Reading takes work and since the work goes “underground” the concept becomes daunting for students who need to work harder than others because it is not a visual process. How do we impress upon all students that reading at any age takes practice and work?
I think that the easiest way to get our students to understand that reading takes work is to demonstrate that it is a skill that can be practiced, improved upon, but never perfected. I also stress the difference between comprehending and understanding. I make real understanding, beyond just the words on the page, our true goal, incorporating background knowledge, historical, social, and emotional context, and various lenses to get to the heart of what is truly being conveyed by the text. There was a line in the prologue that really struck me, “reading offers us that chance to revise our lives.” Setting the purpose for reading, how we can apply what we’ve read to our greater understanding of the universe and our place in it, has really paid dividends with my kiddos- especially with those who have struggled in the past.
-What stood out to you in these chapters?
I spent the first eight years of my career in Florida, so of course I was struck by chapter 1 and the way it explains that the censorship of books and the devaluation of reading censors thinking. Like myself, so many of my Floridian colleagues are leaving the state, and some are leaving the profession all together, for this very reason .I loved the Kafka quote about how we should read books that stab and wound us, as well as Wolf’s explanation that the relatively recent invention of reading has altered the intellectual evolution of our species. This change is not only a tangible and observable evolution in our left temporal cortex; our hearts and souls are altered as well when we accept that books can be “mirrors, windows, and sliding glass doors.” Reading may be the antidote to the poison of truth-decay and willful ignorance that is dividing our species.
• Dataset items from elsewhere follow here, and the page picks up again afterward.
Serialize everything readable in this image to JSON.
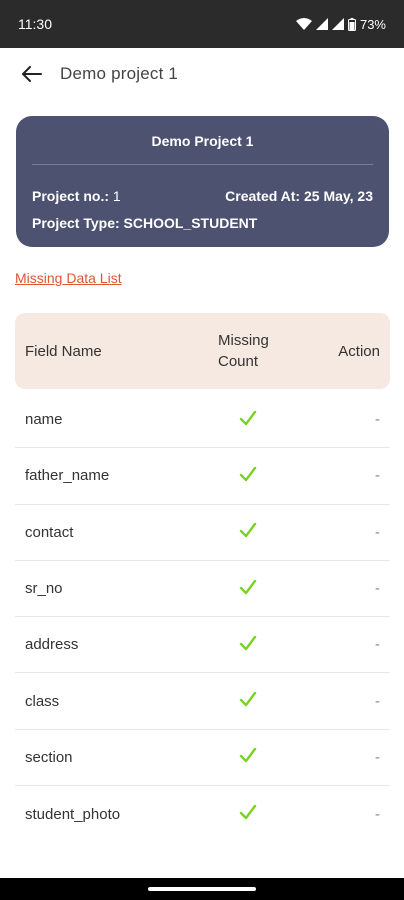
{
  "status_bar": {
    "time": "11:30",
    "battery": "73%"
  },
  "app_bar": {
    "title": "Demo project 1"
  },
  "project": {
    "title": "Demo Project 1",
    "project_no_label": "Project no.:",
    "project_no": "1",
    "created_label": "Created At:",
    "created_at": "25 May, 23",
    "type_label": "Project Type:",
    "type": "SCHOOL_STUDENT"
  },
  "missing_link": "Missing Data List",
  "table": {
    "headers": {
      "field": "Field Name",
      "count": "Missing Count",
      "action": "Action"
    },
    "rows": [
      {
        "field": "name",
        "action": "-"
      },
      {
        "field": "father_name",
        "action": "-"
      },
      {
        "field": "contact",
        "action": "-"
      },
      {
        "field": "sr_no",
        "action": "-"
      },
      {
        "field": "address",
        "action": "-"
      },
      {
        "field": "class",
        "action": "-"
      },
      {
        "field": "section",
        "action": "-"
      },
      {
        "field": "student_photo",
        "action": "-"
      }
    ]
  },
  "colors": {
    "card": "#4c5270",
    "link": "#e05532",
    "check": "#7bd321",
    "header_bg": "#f6e9e1"
  }
}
I was encouraged by chapter 2’s focus on responsible and responsive reading. Though I may not have used that exact terminology, that has been my focus for the last 13 years. I also found the charts in chapter 3 to be helpful in terms of decoding behavior and what reading deficits the behavior may be communicating.
-How does the Science of Reading impact your instruction? (regardless of content area)
I teach English, so the Science of Reading obviously impacts every aspect of my instruction, but focusing on that real science is my goal this year. In many English Education programs, we are taught to be literature teachers, opening new doorways for kids who already have the skills to grasp the text, but the reality is that many of our kiddos don’t. Focusing on the concrete skills involved in reading, like phonological awareness, fluency, decoding, etc. and the neurological processes behind those skills fascinates me.
-What skills are important to be able to read?
I mentioned some of these above (phonological awareness, fluency, decoding, etc) but I would also include activating background knowledge, stamina, and intellectual curiosity. The drive to question everything and never stop asking, “Why?”